Beleid

Streef naar een goede astmacontrole: het minimaliseren van 

  • Klachten, 
  • Het risico op longaanvallen, 
  • Beperking in functioneren, 
  • Persisterende luchtwegobstructie, 
  • Mortaliteit 
  • Bijwerkingen van medicatie

Het bereiken van goede astmacontrole is afgestemd op de persoonlijke behandeldoelen van de patiënt. De door de patiënt ervaren klachten en de manier waarop de patiënt hiermee omgaat staan bij de behandeling centraal. Goede astmacontrole is niet altijd haalbaar. Maak bij blijvend onvoldoende astmacontrole afspraken over haalbare (persoonlijke) behandeldoelen.

Bepaal als de diagnose astma is gesteld bij ieder vervolgconsult de mate van astmacontrole.
Gebruik hiervoor een vragenlijst zoals:

  • ACQ6 (Asthma Control Questionnaire, 6 items; range 0-6, afwijkend bij score ≥ 0,75) 
  • ACT (Asthma Control Test, 5 items; range 5-25; afwijkend bij score < 20)

In de vorige NHG-standaard Astma bij volwassenen was sprake van goede, gedeeltelijke en slechte astmacontrole. In de huisartsenpraktijk gaf deze driedeling echter verwarring, omdat het beleid tussen gedeeltelijke en slechte astmacontrole niet verschilde. Daarom is deze driedeling vervangen door de tweedeling goede en onvoldoende controle met als afkappunt ACQ6 ≥ 0,75. 

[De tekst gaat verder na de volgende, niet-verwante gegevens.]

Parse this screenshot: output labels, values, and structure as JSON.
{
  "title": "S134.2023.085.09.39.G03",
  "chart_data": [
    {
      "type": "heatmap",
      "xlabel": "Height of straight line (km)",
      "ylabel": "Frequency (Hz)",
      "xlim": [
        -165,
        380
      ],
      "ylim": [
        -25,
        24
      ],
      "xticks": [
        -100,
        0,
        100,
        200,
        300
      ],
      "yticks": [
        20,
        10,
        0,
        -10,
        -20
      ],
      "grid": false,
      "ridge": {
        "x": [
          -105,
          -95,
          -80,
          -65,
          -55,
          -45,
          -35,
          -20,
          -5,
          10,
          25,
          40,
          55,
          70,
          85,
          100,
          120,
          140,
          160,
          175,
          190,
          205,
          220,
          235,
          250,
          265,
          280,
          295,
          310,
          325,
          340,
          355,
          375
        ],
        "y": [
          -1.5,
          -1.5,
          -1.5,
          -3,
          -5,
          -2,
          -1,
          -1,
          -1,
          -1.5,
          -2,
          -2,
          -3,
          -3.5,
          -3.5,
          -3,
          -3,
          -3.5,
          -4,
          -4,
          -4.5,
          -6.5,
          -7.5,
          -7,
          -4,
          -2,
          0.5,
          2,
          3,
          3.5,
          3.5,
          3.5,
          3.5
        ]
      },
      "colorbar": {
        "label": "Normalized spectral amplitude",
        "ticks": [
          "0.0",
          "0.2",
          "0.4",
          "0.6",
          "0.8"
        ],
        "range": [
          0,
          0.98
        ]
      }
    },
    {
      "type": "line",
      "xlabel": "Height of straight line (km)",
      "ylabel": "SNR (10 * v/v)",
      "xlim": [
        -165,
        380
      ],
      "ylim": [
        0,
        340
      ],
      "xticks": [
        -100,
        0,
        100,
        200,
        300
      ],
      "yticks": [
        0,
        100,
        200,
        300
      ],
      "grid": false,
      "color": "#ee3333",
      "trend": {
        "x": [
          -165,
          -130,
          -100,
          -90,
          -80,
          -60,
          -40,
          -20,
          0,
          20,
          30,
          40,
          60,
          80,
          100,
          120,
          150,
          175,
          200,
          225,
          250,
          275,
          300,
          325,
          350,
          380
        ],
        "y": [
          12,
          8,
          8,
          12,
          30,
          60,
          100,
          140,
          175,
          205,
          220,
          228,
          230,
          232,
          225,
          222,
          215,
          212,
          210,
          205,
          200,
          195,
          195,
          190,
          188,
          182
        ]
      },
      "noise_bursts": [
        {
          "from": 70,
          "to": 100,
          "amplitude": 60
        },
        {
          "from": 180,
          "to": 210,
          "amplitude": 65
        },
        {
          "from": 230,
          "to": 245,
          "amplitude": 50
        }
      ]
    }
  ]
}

Heel vaak wordt de controle door patiënt ervaren als redelijk goed , terwijl een ACQ > 1,5 wijst op onvoldoende astmacontrole. Dit kan ten dele het gevolg zijn van adaptatie: de patiënt is geleidelijk gewend geraakt aan luchtwegklachten en beschouwt deze niet als afwijkend (nachtelijk hoesten, kortademigheid bij inspanning, beperkte actieradius).

Goede astmacontrole is niet altijd haalbaar. Maak bij blijvend onvoldoende astmacontrole afspraken over haalbare (persoonlijke) behandeldoelen.